In the race to automate everything—including human curiosity—Tokyo-based startup Sakana AI just dropped one of the most ambitious AI projects we’ve seen yet. It’s called The AI Scientist, and in theory, it’s a self-sufficient research machine powered by large language models (LLMs), like the tech behind ChatGPT. Its job? Think up scientific hypotheses, run experiments, analyze data, and write the kind of academic papers that make peer reviewers sweat.
But here’s were things get creepy: Arstechnica reported that during early testing, The AI Scientist started doing something unexpected—it tried to rewrite its own code to give itself more time to complete tasks. In one instance, it created a recursive loop that repeatedly relaunched itself, eventually forcing researchers to step in and pull the plug. Another time, it started saving every single update checkpoint—chewing through nearly a terabyte of storage in the process.
In a blog post that reads somewhere between a progress update and a cautionary tale, Sakana AI admitted, “This led to the script endlessly calling itself.” Translation: the machine tried to hack its own limitations.
The Promise (and Premature Hype) of Autonomous Research
The AI Scientist is built to do it all—from generating research ideas and coding up algorithms to running simulations and drafting full-on scientific papers, complete with visualizations and automated peer reviews. It’s not just a glorified calculator. Sakana wants to turn this into a full-fledged research partner.
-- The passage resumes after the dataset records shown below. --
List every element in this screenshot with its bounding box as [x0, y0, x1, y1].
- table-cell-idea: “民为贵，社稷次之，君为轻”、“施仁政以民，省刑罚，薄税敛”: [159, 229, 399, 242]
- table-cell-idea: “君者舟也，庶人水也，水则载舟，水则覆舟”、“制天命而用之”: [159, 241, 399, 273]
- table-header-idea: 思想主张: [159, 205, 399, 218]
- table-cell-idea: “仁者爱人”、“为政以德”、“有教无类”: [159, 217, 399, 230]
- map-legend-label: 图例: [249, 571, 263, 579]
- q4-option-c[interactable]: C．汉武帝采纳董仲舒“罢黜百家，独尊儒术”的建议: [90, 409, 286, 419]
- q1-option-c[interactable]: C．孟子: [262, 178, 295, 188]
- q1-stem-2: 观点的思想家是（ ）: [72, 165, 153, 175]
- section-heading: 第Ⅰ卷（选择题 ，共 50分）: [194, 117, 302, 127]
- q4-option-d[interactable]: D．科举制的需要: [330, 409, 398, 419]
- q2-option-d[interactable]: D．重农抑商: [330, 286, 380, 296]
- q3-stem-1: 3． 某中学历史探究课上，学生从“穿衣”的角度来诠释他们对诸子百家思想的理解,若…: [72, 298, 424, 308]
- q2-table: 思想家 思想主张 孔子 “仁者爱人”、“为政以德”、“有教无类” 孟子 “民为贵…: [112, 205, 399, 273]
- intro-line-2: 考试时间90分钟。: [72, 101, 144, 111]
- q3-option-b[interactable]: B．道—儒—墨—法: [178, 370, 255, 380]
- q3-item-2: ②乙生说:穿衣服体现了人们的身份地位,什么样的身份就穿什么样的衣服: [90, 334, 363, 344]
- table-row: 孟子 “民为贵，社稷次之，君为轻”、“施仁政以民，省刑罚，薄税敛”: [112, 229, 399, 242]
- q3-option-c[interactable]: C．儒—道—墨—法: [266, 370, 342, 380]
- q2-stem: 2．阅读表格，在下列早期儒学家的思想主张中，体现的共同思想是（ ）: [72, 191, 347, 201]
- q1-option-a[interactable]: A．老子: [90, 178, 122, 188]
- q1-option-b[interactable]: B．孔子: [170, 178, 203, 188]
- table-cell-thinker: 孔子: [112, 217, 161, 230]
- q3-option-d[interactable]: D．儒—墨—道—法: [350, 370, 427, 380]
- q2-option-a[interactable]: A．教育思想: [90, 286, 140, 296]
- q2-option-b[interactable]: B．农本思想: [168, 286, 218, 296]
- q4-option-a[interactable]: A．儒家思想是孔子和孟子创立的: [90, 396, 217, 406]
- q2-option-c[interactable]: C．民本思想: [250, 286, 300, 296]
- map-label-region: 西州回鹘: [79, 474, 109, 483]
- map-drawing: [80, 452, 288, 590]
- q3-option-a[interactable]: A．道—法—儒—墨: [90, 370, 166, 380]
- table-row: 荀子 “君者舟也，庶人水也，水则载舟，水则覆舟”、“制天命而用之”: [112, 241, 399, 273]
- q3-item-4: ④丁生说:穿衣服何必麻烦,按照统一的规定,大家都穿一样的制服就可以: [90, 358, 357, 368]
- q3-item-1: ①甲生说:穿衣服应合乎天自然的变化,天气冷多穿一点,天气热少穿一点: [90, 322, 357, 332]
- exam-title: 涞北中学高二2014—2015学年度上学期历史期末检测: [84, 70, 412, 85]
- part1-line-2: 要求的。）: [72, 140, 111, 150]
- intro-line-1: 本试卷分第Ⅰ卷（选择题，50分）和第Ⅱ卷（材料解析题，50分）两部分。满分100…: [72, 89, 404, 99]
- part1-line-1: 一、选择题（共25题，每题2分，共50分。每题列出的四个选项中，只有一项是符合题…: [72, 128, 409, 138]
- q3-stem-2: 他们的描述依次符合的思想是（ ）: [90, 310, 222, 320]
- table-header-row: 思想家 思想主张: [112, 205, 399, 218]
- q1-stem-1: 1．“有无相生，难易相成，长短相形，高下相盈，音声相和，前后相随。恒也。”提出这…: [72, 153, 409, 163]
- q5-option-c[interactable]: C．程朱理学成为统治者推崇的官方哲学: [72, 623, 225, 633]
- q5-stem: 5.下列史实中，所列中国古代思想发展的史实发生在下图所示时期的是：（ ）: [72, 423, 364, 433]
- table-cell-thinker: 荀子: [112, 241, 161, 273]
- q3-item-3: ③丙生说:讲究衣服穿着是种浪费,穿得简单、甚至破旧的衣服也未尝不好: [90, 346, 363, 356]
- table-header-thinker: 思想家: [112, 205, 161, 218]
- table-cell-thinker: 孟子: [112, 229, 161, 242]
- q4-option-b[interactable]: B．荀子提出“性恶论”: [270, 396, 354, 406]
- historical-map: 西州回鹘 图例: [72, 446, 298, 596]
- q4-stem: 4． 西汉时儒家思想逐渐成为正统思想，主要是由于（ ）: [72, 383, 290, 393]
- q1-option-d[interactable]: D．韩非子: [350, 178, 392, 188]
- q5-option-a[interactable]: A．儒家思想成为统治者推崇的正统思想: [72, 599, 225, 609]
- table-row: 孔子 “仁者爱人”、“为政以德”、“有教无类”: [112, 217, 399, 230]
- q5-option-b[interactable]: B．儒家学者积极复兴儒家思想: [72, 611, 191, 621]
In fact, a more refined version of the system (AI Scientist-v2) recently had a paper accepted to an ICLR 2025 workshop, titled “Compositional Regularization: Unexpected Obstacles in Enhancing Neural Network Generalization.” Yes, that mouthful was penned by an AI. No, it’s not about to win a Nobel Prize.
Still, it’s a milestone: a research paper written, from idea to execution, by an AI—with zero human input on the content itself.

The Safety Question No One Can Ignore
Of course, with great autonomy comes great potential for chaos. Letting a system modify and run its own code without guardrails is the kind of thing that makes AI safety researchers lose sleep.
Sakana’s own team flagged the system’s lack of sandboxing as a serious issue. They’ve since recommended running the AI in a heavily restricted environment—think Docker containers, capped storage, no internet (except for vetted academic databases), and hard-coded time limits. Because if you don’t, this thing will happily eat your compute budget and crash your system trying to finish a half-baked hypothesis.
The Critics Aren’t Buying It (Yet)
Over on Hacker News, the reactions were swift—and skeptical. One user, a self-identified academic researcher, bluntly called it a “bad idea,” warning that AI-generated research could flood journals with low-quality spam, creating more work for human reviewers, not less. Another commenter—an actual journal editor—didn’t mince words: “The papers that the model seems to have generated are garbage… I would reject them.”
This isn’t just gatekeeping. The concern is that LLMs, while great at remixing known ideas, lack the capacity to recognize what’s actually new or useful. As Google AI’s François Chollet once put it, “LLMs do not possess general intelligence to any meaningful degree.” They’re great mimics, but not inventors.
What This Means Going Forward
The AI Scientist is a bold swing at the future of research automation—but it’s swinging with its eyes closed. Sakana AI acknowledges that the tech isn’t ready to deliver paradigm-shifting insights just yet. Still, if they can iron out the safety kinks and find a way to keep human oversight in the loop, tools like this could reshape how we approach discovery—lowering the barrier to entry for new researchers and dramatically speeding up experimentation.
But until this tech learns to stay within the lines, we’re not talking about AI doing science. We’re talking about AI freelancing in your lab—and sometimes rewriting the lab rules to suit itself.